The COVID-19 pandemic has only exacerbated a public health crisis. Abject poverty combined with the family-oriented environment make the 17.5 million acre piece of land straddling Arizona, Utah, and New Mexico a perfect place for the virus to thrive. The first positive cases were recorded in March. By the end of April, the volume of infection on a per-capita basis was second only to New York.
ATSU-SOMA alumnus Matthew Nelson, DO, MPH, ’15, has been raising an alarm on the worsening situation since the start. A physician at Canyonlands Healthcare, a community health center in Page, Arizona, he’s taken to his Facebook page to share statistics, written a powerful essay for the Navajo Times, and worked to create PPE to provide area healthcare workers in need.
“I’ve been on social media, trying to raise at least some local awareness about the brewing hotspot for a while,” Dr. Nelson said. “I’d been tracking the numbers, per capita, because I knew this was not going to play out well on the reservation, where there is housing insecurity, water insecurity, you-name-it insecurity.”
Dr. Nelson knows the Navajo Nation well, first visiting as part of his mission with The Church of Jesus Christ of Latter-day Saints. He initially pursued degrees in cultural and linguistic anthropology before deciding he wanted to take a more active role in helping the struggling Navajo population.
That led him to ATSU-SOMA and an educational experience he said set him up for future success.
“The way you are learning is the way you are going to see things in the clinic,” Dr. Nelson said. “It was probably better than any medical school experience I could have hoped for. I feel like I was well prepared relative to medical students and residents coming out of other schools.”
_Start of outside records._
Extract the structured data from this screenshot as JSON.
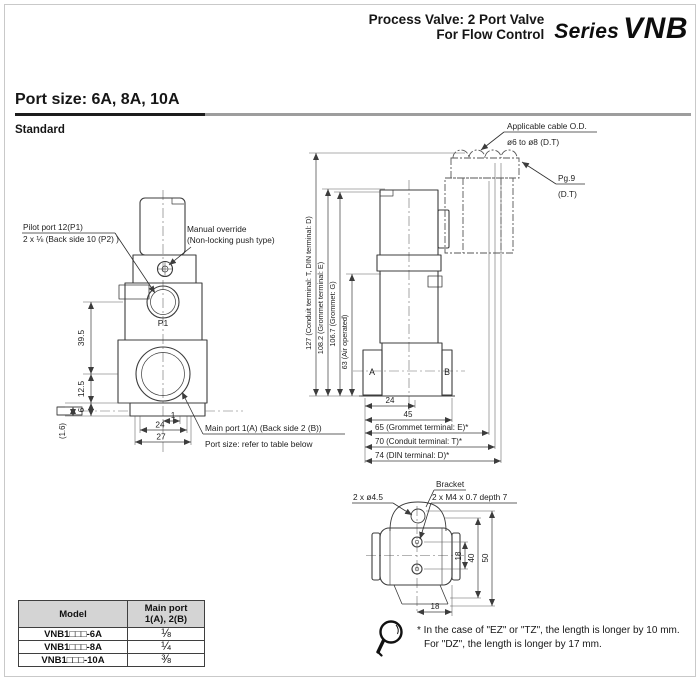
{
  "header": {
    "title_line1": "Process Valve: 2 Port Valve",
    "title_line2": "For Flow Control",
    "series_prefix": "Series",
    "series_name": "VNB"
  },
  "section": {
    "port_size_heading": "Port size: 6A, 8A, 10A",
    "standard_label": "Standard"
  },
  "front_view": {
    "pilot_port_label_line1": "Pilot port 12(P1)",
    "pilot_port_label_line2": "2 x ⅛ (Back side 10 (P2) )",
    "manual_override_label_line1": "Manual override",
    "manual_override_label_line2": "(Non-locking push type)",
    "p1_label": "P1",
    "main_port_label_line1": "Main port 1(A) (Back side 2 (B))",
    "main_port_label_line2": "Port size: refer to table below",
    "dim_39_5": "39.5",
    "dim_12_5": "12.5",
    "dim_6": "6",
    "dim_1_6": "(1.6)",
    "dim_1": "1",
    "dim_24": "24",
    "dim_27": "27"
  },
  "side_view": {
    "cable_label_line1": "Applicable cable O.D.",
    "cable_label_line2": "ø6 to ø8 (D.T)",
    "gland_label_line1": "Pg.9",
    "gland_label_line2": "(D.T)",
    "dim_127": "127  (Conduit terminal: T, DIN terminal: D)",
    "dim_108_2": "108.2 (Grommet terminal: E)",
    "dim_106_7": "106.7 (Grommet: G)",
    "dim_63": "63 (Air operated)",
    "port_a_label": "A",
    "port_b_label": "B",
    "dim_24": "24",
    "dim_45": "45",
    "dim_65": "65 (Grommet terminal: E)*",
    "dim_70": "70 (Conduit terminal: T)*",
    "dim_74": "74 (DIN terminal: D)*"
  },
  "bracket_view": {
    "bracket_label": "Bracket",
    "holes_label": "2 x ø4.5",
    "thread_label": "2 x M4 x 0.7 depth 7",
    "dim_18_vertical": "18",
    "dim_40": "40",
    "dim_50": "50",
    "dim_18_horizontal": "18"
  },
  "table": {
    "col_model": "Model",
    "col_port_line1": "Main port",
    "col_port_line2": "1(A), 2(B)",
    "rows": [
      {
        "model": "VNB1□□□-6A",
        "port": "⅛"
      },
      {
        "model": "VNB1□□□-8A",
        "port": "¼"
      },
      {
        "model": "VNB1□□□-10A",
        "port": "⅜"
      }
    ]
  },
  "note": {
    "line1": "* In the case of \"EZ\" or \"TZ\", the length is longer by 10 mm.",
    "line2": "For \"DZ\", the length is longer by 17 mm."
  }
}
He targeted residency and fellowship opportunities he believed would present challenging opportunities to prepare him to serve one of the nation’s most underserved populations. And that was before COVID-19.
“A lot of my patients are scared to death to come into the clinic or hospital,” Dr. Nelson said. “We’re not allowing family members in to visit the sick, which is very difficult for a population that is significantly family- and elder-oriented. This population who reveres and respects their elders, and treats them as the absolute head and leader of a family, when they are burying those people, or when those people are going into the hospital and they are symbolically burying them in the hospital, it’s really difficult and hard to watch that.”
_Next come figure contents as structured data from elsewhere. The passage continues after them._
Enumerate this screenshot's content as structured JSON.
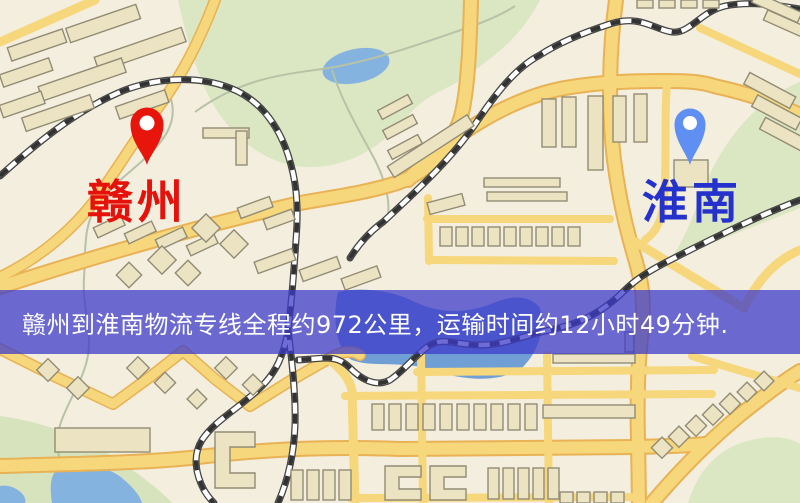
{
  "map": {
    "origin": {
      "name": "赣州",
      "icon": "red-location-pin-icon"
    },
    "destination": {
      "name": "淮南",
      "icon": "blue-location-pin-icon"
    }
  },
  "banner": {
    "text": "赣州到淮南物流专线全程约972公里，运输时间约12小时49分钟."
  },
  "colors": {
    "map-bg": "#f3eedd",
    "park-green": "#dbe7c3",
    "park-green-2": "#d6e3bd",
    "water-blue": "#84b3e0",
    "water-deep": "#6f9fd4",
    "road-yellow": "#f7d77b",
    "road-casing": "#e8b255",
    "railway-dark": "#333333",
    "building-fill": "#ebe3c2",
    "building-stroke": "#928c75",
    "path-grey": "#b7c2a7",
    "pin-red": "#e8150c",
    "pin-blue": "#5f8ff2",
    "label-red": "#e6110a",
    "label-blue": "#2531cc",
    "banner-bg": "rgba(60,58,202,0.74)",
    "banner-text": "#ffffff"
  }
}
In addition to encouraging his community to wear face coverings and follow guidance from the Centers for Disease Control and Prevention, Dr. Nelson purchased his own 3D printer and taught himself how to make N95-style masks to support his local front-line healthcare workers, particularly home health agency workers who are treating people on the reservation. He also organized regional volunteers to assist in procuring PPE for the community and was pleased to receive help from ATSU-SOMA faculty and students in the Phoenix valley and Flagstaff, Arizona.
“Those home health workers don’t have PPE, they don’t have masks,” Dr. Nelson said. “They are putting their lives on the line.”